Le parc maintient une trentaine d'animaux isolés en captivité pour permettre si nécessaire de recréer l'espèce et il abat les spécimens malades en liberté.
"Nombre de chercheurs estiment que l'effectif minimum d'un groupe pour assurer la pérennité à long terme est de 500 voire 1.000. Donc même la population de Bialowieza ne suffit peut-être pas", s'inquiète M. Kowalczyk.
La politique est venue s'en mêler et aggraver la situation.
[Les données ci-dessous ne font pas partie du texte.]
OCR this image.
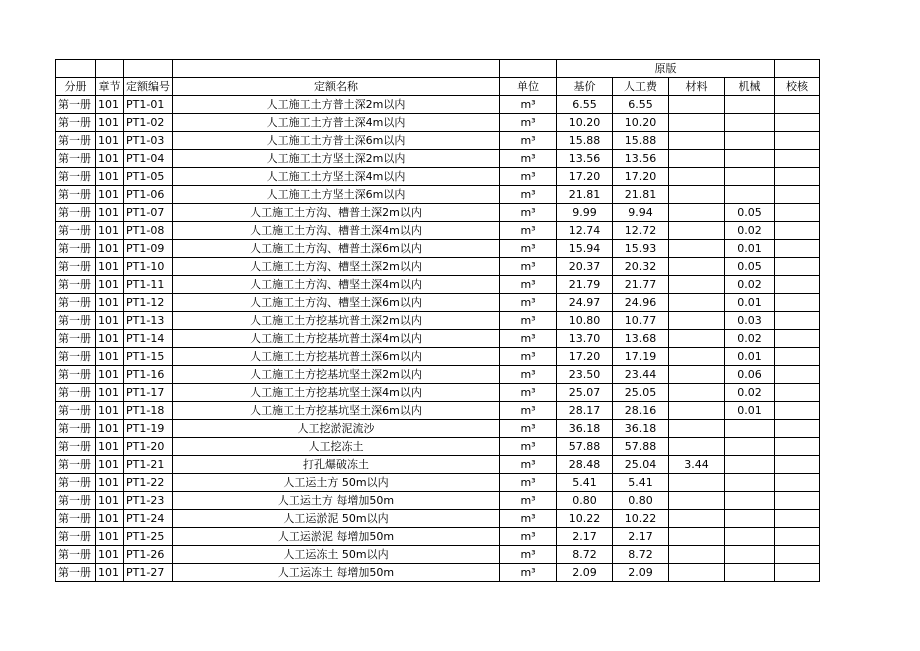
					原版				
分册	章节	定额编号	定额名称	单位	基价	人工费	材料	机械	校核
第一册	101	PT1-01	人工施工土方普土深2m以内	m³	6.55	6.55			
第一册	101	PT1-02	人工施工土方普土深4m以内	m³	10.20	10.20			
第一册	101	PT1-03	人工施工土方普土深6m以内	m³	15.88	15.88			
第一册	101	PT1-04	人工施工土方坚土深2m以内	m³	13.56	13.56			
第一册	101	PT1-05	人工施工土方坚土深4m以内	m³	17.20	17.20			
第一册	101	PT1-06	人工施工土方坚土深6m以内	m³	21.81	21.81			
第一册	101	PT1-07	人工施工土方沟、槽普土深2m以内	m³	9.99	9.94		0.05	
第一册	101	PT1-08	人工施工土方沟、槽普土深4m以内	m³	12.74	12.72		0.02	
第一册	101	PT1-09	人工施工土方沟、槽普土深6m以内	m³	15.94	15.93		0.01	
第一册	101	PT1-10	人工施工土方沟、槽坚土深2m以内	m³	20.37	20.32		0.05	
第一册	101	PT1-11	人工施工土方沟、槽坚土深4m以内	m³	21.79	21.77		0.02	
第一册	101	PT1-12	人工施工土方沟、槽坚土深6m以内	m³	24.97	24.96		0.01	
第一册	101	PT1-13	人工施工土方挖基坑普土深2m以内	m³	10.80	10.77		0.03	
第一册	101	PT1-14	人工施工土方挖基坑普土深4m以内	m³	13.70	13.68		0.02	
第一册	101	PT1-15	人工施工土方挖基坑普土深6m以内	m³	17.20	17.19		0.01	
第一册	101	PT1-16	人工施工土方挖基坑坚土深2m以内	m³	23.50	23.44		0.06	
第一册	101	PT1-17	人工施工土方挖基坑坚土深4m以内	m³	25.07	25.05		0.02	
第一册	101	PT1-18	人工施工土方挖基坑坚土深6m以内	m³	28.17	28.16		0.01	
第一册	101	PT1-19	人工挖淤泥流沙	m³	36.18	36.18			
第一册	101	PT1-20	人工挖冻土	m³	57.88	57.88			
第一册	101	PT1-21	打孔爆破冻土	m³	28.48	25.04	3.44		
第一册	101	PT1-22	人工运土方 50m以内	m³	5.41	5.41			
第一册	101	PT1-23	人工运土方 每增加50m	m³	0.80	0.80			
第一册	101	PT1-24	人工运淤泥 50m以内	m³	10.22	10.22			
第一册	101	PT1-25	人工运淤泥 每增加50m	m³	2.17	2.17			
第一册	101	PT1-26	人工运冻土 50m以内	m³	8.72	8.72			
第一册	101	PT1-27	人工运冻土 每增加50m	m³	2.09	2.09			
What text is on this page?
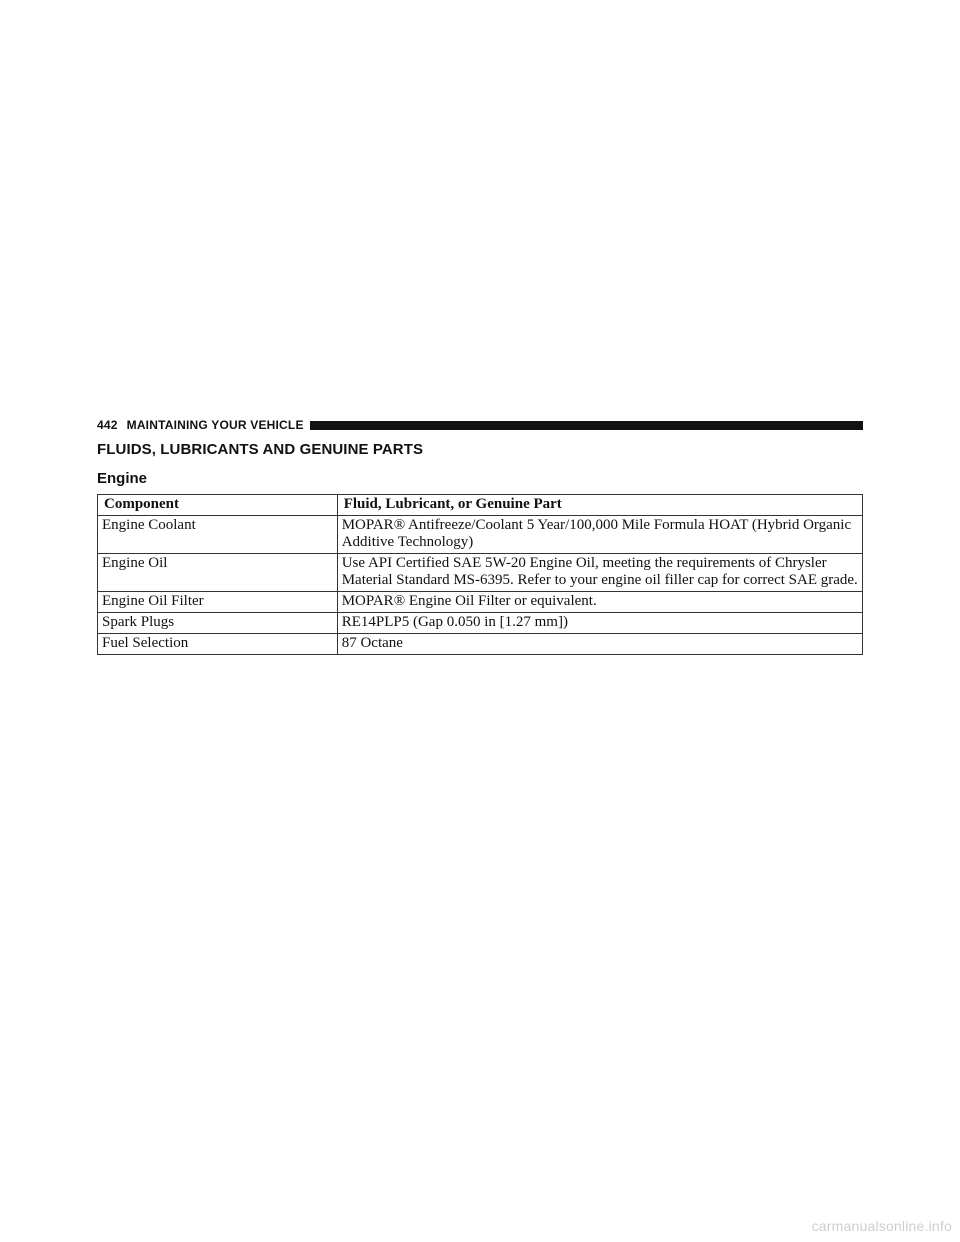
442 MAINTAINING YOUR VEHICLE
FLUIDS, LUBRICANTS AND GENUINE PARTS
Engine
Component	Fluid, Lubricant, or Genuine Part
Engine Coolant	MOPAR® Antifreeze/Coolant 5 Year/100,000 Mile Formula HOAT (Hybrid Organic Additive Technology)
Engine Oil	Use API Certified SAE 5W-20 Engine Oil, meeting the requirements of Chrysler Material Standard MS-6395. Refer to your engine oil filler cap for correct SAE grade.
Engine Oil Filter	MOPAR® Engine Oil Filter or equivalent.
Spark Plugs	RE14PLP5 (Gap 0.050 in [1.27 mm])
Fuel Selection	87 Octane
carmanualsonline.info
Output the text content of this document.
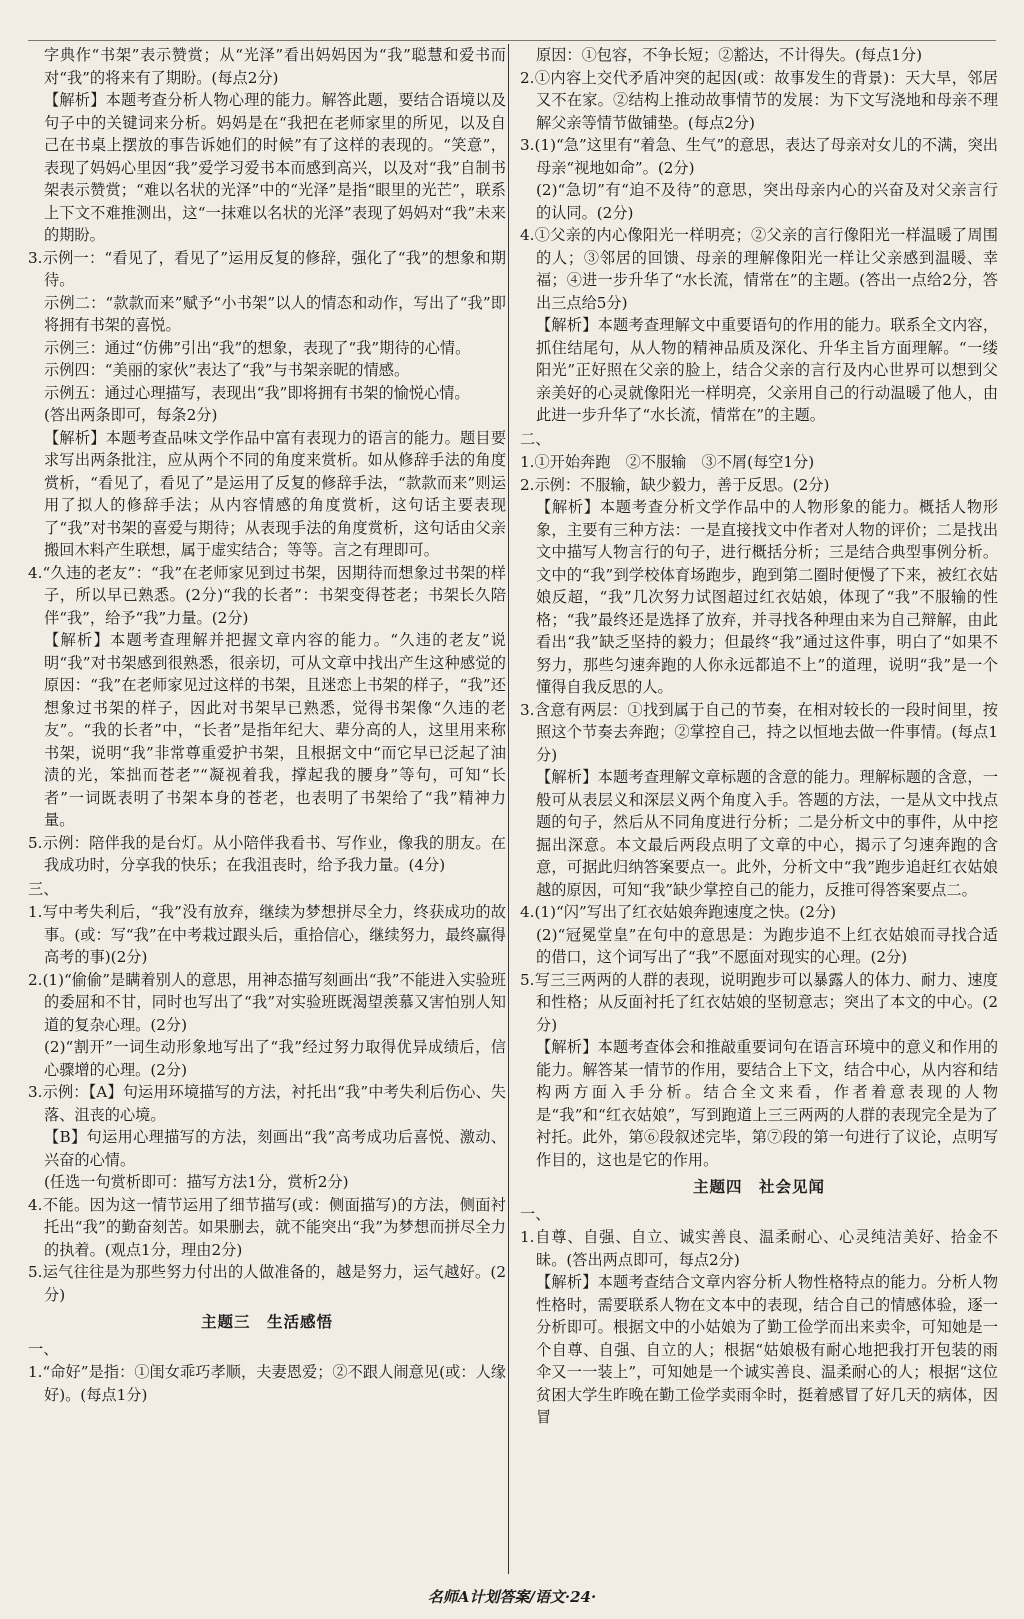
字典作“书架”表示赞赏；从“光泽”看出妈妈因为“我”聪慧和爱书而对“我”的将来有了期盼。(每点2分)

【解析】本题考查分析人物心理的能力。解答此题，要结合语境以及句子中的关键词来分析。妈妈是在“我把在老师家里的所见，以及自己在书桌上摆放的事告诉她们的时候”有了这样的表现的。“笑意”，表现了妈妈心里因“我”爱学习爱书本而感到高兴，以及对“我”自制书架表示赞赏；“难以名状的光泽”中的“光泽”是指“眼里的光芒”，联系上下文不难推测出，这“一抹难以名状的光泽”表现了妈妈对“我”未来的期盼。

3.示例一：“看见了，看见了”运用反复的修辞，强化了“我”的想象和期待。

示例二：“款款而来”赋予“小书架”以人的情态和动作，写出了“我”即将拥有书架的喜悦。

示例三：通过“仿佛”引出“我”的想象，表现了“我”期待的心情。

示例四：“美丽的家伙”表达了“我”与书架亲昵的情感。

示例五：通过心理描写，表现出“我”即将拥有书架的愉悦心情。

(答出两条即可，每条2分)

【解析】本题考查品味文学作品中富有表现力的语言的能力。题目要求写出两条批注，应从两个不同的角度来赏析。如从修辞手法的角度赏析，“看见了，看见了”是运用了反复的修辞手法，“款款而来”则运用了拟人的修辞手法；从内容情感的角度赏析，这句话主要表现了“我”对书架的喜爱与期待；从表现手法的角度赏析，这句话由父亲搬回木料产生联想，属于虚实结合；等等。言之有理即可。

4.“久违的老友”：“我”在老师家见到过书架，因期待而想象过书架的样子，所以早已熟悉。(2分)“我的长者”：书架变得苍老；书架长久陪伴“我”，给予“我”力量。(2分)

【解析】本题考查理解并把握文章内容的能力。“久违的老友”说明“我”对书架感到很熟悉，很亲切，可从文章中找出产生这种感觉的原因：“我”在老师家见过这样的书架，且迷恋上书架的样子，“我”还想象过书架的样子，因此对书架早已熟悉，觉得书架像“久违的老友”。“我的长者”中，“长者”是指年纪大、辈分高的人，这里用来称书架，说明“我”非常尊重爱护书架，且根据文中“而它早已泛起了油渍的光，笨拙而苍老”“凝视着我，撑起我的腰身”等句，可知“长者”一词既表明了书架本身的苍老，也表明了书架给了“我”精神力量。

5.示例：陪伴我的是台灯。从小陪伴我看书、写作业，像我的朋友。在我成功时，分享我的快乐；在我沮丧时，给予我力量。(4分)

三、

1.写中考失利后，“我”没有放弃，继续为梦想拼尽全力，终获成功的故事。(或：写“我”在中考栽过跟头后，重拾信心，继续努力，最终赢得高考的事)(2分)

2.(1)“偷偷”是瞒着别人的意思，用神态描写刻画出“我”不能进入实验班的委屈和不甘，同时也写出了“我”对实验班既渴望羡慕又害怕别人知道的复杂心理。(2分)

(2)“割开”一词生动形象地写出了“我”经过努力取得优异成绩后，信心骤增的心理。(2分)

3.示例：【A】句运用环境描写的方法，衬托出“我”中考失利后伤心、失落、沮丧的心境。

【B】句运用心理描写的方法，刻画出“我”高考成功后喜悦、激动、兴奋的心情。

(任选一句赏析即可：描写方法1分，赏析2分)

4.不能。因为这一情节运用了细节描写(或：侧面描写)的方法，侧面衬托出“我”的勤奋刻苦。如果删去，就不能突出“我”为梦想而拼尽全力的执着。(观点1分，理由2分)

5.运气往往是为那些努力付出的人做准备的，越是努力，运气越好。(2分)

主题三　生活感悟

一、

1.“命好”是指：①闺女乖巧孝顺，夫妻恩爱；②不跟人闹意见(或：人缘好)。(每点1分)

原因：①包容，不争长短；②豁达，不计得失。(每点1分)

2.①内容上交代矛盾冲突的起因(或：故事发生的背景)：天大旱，邻居又不在家。②结构上推动故事情节的发展：为下文写浇地和母亲不理解父亲等情节做铺垫。(每点2分)

3.(1)“急”这里有“着急、生气”的意思，表达了母亲对女儿的不满，突出母亲“视地如命”。(2分)

(2)“急切”有“迫不及待”的意思，突出母亲内心的兴奋及对父亲言行的认同。(2分)

4.①父亲的内心像阳光一样明亮；②父亲的言行像阳光一样温暖了周围的人；③邻居的回馈、母亲的理解像阳光一样让父亲感到温暖、幸福；④进一步升华了“水长流，情常在”的主题。(答出一点给2分，答出三点给5分)

【解析】本题考查理解文中重要语句的作用的能力。联系全文内容，抓住结尾句，从人物的精神品质及深化、升华主旨方面理解。“一缕阳光”正好照在父亲的脸上，结合父亲的言行及内心世界可以想到父亲美好的心灵就像阳光一样明亮，父亲用自己的行动温暖了他人，由此进一步升华了“水长流，情常在”的主题。

二、

1.①开始奔跑　②不服输　③不屑(每空1分)

2.示例：不服输，缺少毅力，善于反思。(2分)

【解析】本题考查分析文学作品中的人物形象的能力。概括人物形象，主要有三种方法：一是直接找文中作者对人物的评价；二是找出文中描写人物言行的句子，进行概括分析；三是结合典型事例分析。文中的“我”到学校体育场跑步，跑到第二圈时便慢了下来，被红衣姑娘反超，“我”几次努力试图超过红衣姑娘，体现了“我”不服输的性格；“我”最终还是选择了放弃，并寻找各种理由来为自己辩解，由此看出“我”缺乏坚持的毅力；但最终“我”通过这件事，明白了“如果不努力，那些匀速奔跑的人你永远都追不上”的道理，说明“我”是一个懂得自我反思的人。

3.含意有两层：①找到属于自己的节奏，在相对较长的一段时间里，按照这个节奏去奔跑；②掌控自己，持之以恒地去做一件事情。(每点1分)

【解析】本题考查理解文章标题的含意的能力。理解标题的含意，一般可从表层义和深层义两个角度入手。答题的方法，一是从文中找点题的句子，然后从不同角度进行分析；二是分析文中的事件，从中挖掘出深意。本文最后两段点明了文章的中心，揭示了匀速奔跑的含意，可据此归纳答案要点一。此外，分析文中“我”跑步追赶红衣姑娘越的原因，可知“我”缺少掌控自己的能力，反推可得答案要点二。

4.(1)“闪”写出了红衣姑娘奔跑速度之快。(2分)

(2)“冠冕堂皇”在句中的意思是：为跑步追不上红衣姑娘而寻找合适的借口，这个词写出了“我”不愿面对现实的心理。(2分)

5.写三三两两的人群的表现，说明跑步可以暴露人的体力、耐力、速度和性格；从反面衬托了红衣姑娘的坚韧意志；突出了本文的中心。(2分)

【解析】本题考查体会和推敲重要词句在语言环境中的意义和作用的能力。解答某一情节的作用，要结合上下文，结合中心，从内容和结构两方面入手分析。结合全文来看，作者着意表现的人物是“我”和“红衣姑娘”，写到跑道上三三两两的人群的表现完全是为了衬托。此外，第⑥段叙述完毕，第⑦段的第一句进行了议论，点明写作目的，这也是它的作用。

主题四　社会见闻

一、

1.自尊、自强、自立、诚实善良、温柔耐心、心灵纯洁美好、拾金不昧。(答出两点即可，每点2分)

【解析】本题考查结合文章内容分析人物性格特点的能力。分析人物性格时，需要联系人物在文本中的表现，结合自己的情感体验，逐一分析即可。根据文中的小姑娘为了勤工俭学而出来卖伞，可知她是一个自尊、自强、自立的人；根据“姑娘极有耐心地把我打开包装的雨伞又一一装上”，可知她是一个诚实善良、温柔耐心的人；根据“这位贫困大学生昨晚在勤工俭学卖雨伞时，挺着感冒了好几天的病体，因冒

名师A计划答案/语文·24·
Les bisons polonais ne peuvent plus se croiser avec ceux du Belarus depuis l'installation d'une clôture le long de la frontière polono-soviétique en 1981 par une URSS inquiète des mouvements pro-démocratiques du syndicat polonais Solidarité, note-t-il. Elle est maintenue entre l'Union européenne et le Bélarus de l'autoritaire président Alexandre Loukachenko.
Il existe actuellement en Europe 28 troupeaux en liberté, en Pologne, Russie, Ukraine, au Belarus, en Lituanie et récemment en Slovaquie, dont la plupart comptent moins de 100 individus. Un groupe originaire de Bialowieza vit en semi-liberté en Lozère dans le centre de la France.
Contrairement à l'auroch et au mammouth, le bison a traversé les âges depuis la préhistoire allant jusqu'à occuper toute l'Europe, de l'Espagne à l'Oural, avant de disparaître progressivement au gré du développement de l'agriculure, repoussé vers des régions encore boisées.
Sa chasse devient un privilège royal et sauve du défrichement la forêt de Bialowieza, proclamée au 15è siècle terre de chasse des rois de Pologne avant d'être celle des tsars de Russie après le partage du pays en 1795.
Un privilège des grands de ce monde qui semble avoir perduré. "La chasse au bison est à présent interdite", affirme un des gardes forestiers. Mais interrogé sur des fuites qui avaient révélé la présence du roi d'Espagne Juan Carlos dans la forêt en 2004, il répond quelque peu gêné: "à part quelques exceptions accordées à des personnalités".